How Many Coats of Paint Do You Need?
Most interior repainting projects use two finish coats. One coat may work for same-color touch-ups or high-quality paint over a similar color, but it often leaves uneven sheen, lap marks, or incomplete coverage. Three coats may be needed for dramatic color changes, low-hide colors, bright accent walls, deep reds, yellows, or poor-quality previous paint.
Primer is not the same as a finish coat. Primer seals porous surfaces, improves adhesion, blocks stains, and helps with color transition. Use primer for new drywall, bare wood, patched areas, water stains, smoke stains, glossy surfaces, and dark-to-light changes.
Paint Coverage and Real-World Conditions
Most interior wall paints cover roughly 300 to 400 square feet per gallon per coat. Premium paints may cover better, while cheaper paint, rough surfaces, porous walls, or deep colors may cover less. The calculator defaults to 350 square feet per gallon because it is a practical middle-ground estimate.
Surface texture can significantly reduce coverage. A smooth wall needs less paint than knockdown texture, orange peel, brick, stucco, or rough plaster. When painting textured surfaces, increase the waste allowance or choose lower coverage per gallon.
Primer, Ceiling, and Trim Paint
Ceiling paint is often flat and formulated to reduce splatter and hide imperfections. If you are painting walls only, turn ceiling paint off in Advanced Options. If you are painting the entire room, include the ceiling to avoid underestimating material.
Trim paint is usually a different product than wall paint. Baseboards, casing, doors, and window trim often use satin, semi-gloss, or enamel finishes for durability and cleaning. This calculator estimates trim paint from linear feet, which works well for baseboards and simple trim. Detailed trim, crown molding, wainscoting, doors, and built-ins may require more paint.
Practical Applications
Homeowner Uses
Contractor and Landlord Uses
Common Paint Estimating Mistakes
The biggest mistake is forgetting coats. Paint coverage is listed per gallon per coat, so two coats require twice the coverage area. Another mistake is ignoring primer on porous surfaces. New drywall can absorb paint unevenly without primer, leading to more finish paint and a poor result.
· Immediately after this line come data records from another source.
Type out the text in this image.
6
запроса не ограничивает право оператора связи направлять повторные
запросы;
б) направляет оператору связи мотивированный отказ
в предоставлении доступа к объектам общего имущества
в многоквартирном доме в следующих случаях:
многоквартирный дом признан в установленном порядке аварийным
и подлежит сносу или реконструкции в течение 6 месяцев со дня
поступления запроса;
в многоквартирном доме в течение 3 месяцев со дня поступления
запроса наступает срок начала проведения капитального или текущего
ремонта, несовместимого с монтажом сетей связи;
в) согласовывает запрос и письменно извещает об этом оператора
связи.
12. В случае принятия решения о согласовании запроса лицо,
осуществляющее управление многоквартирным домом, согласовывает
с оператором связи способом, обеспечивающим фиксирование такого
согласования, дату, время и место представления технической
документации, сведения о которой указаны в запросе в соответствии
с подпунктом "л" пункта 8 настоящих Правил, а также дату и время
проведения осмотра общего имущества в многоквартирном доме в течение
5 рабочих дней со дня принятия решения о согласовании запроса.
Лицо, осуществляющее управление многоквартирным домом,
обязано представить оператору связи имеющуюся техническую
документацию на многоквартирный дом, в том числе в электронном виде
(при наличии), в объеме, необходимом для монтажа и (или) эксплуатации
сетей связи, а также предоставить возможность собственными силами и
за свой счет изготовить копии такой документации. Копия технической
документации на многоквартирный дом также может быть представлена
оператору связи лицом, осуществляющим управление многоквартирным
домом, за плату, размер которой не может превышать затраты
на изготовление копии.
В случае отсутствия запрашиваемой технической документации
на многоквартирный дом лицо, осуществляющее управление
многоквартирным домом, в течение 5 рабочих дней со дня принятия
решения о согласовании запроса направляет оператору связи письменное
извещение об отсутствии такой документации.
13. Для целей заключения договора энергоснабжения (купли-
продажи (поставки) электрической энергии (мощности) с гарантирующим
People also forget ceilings, closets, trim, doors, accent walls, stairwells, and touch-up paint. Another common issue is subtracting all doors and windows even when the doors, frames, or trim will be painted separately. Deduct openings only from the wall paint estimate, then estimate trim and door paint separately when needed.
Expert Recommendations
Use the paint can label for coverage whenever possible. Add 10% waste for most interior jobs and more for textured walls, porous surfaces, rough plaster, or complex rooms. Buy enough paint from the same batch when color consistency matters. Keep leftover paint for touch-ups, especially in high-traffic rooms, rental properties, kids’ rooms, hallways, kitchens, and bathrooms.
For best results, clean walls, repair holes, sand rough patches, caulk trim gaps, tape carefully, use the right roller nap, maintain a wet edge, and allow proper drying time between coats. Good prep often matters more than buying expensive paint.
Conclusion
This paint calculator gives a practical estimate of paint gallons, primer, trim paint, paintable area, recommended purchase quantity, and project cost. It is ideal for planning interior painting projects quickly while still accounting for common real-world factors like doors, windows, ceiling area, coats, coverage, waste, and primer. Final quantities may vary based on surface condition, texture, color change, paint quality, and application method.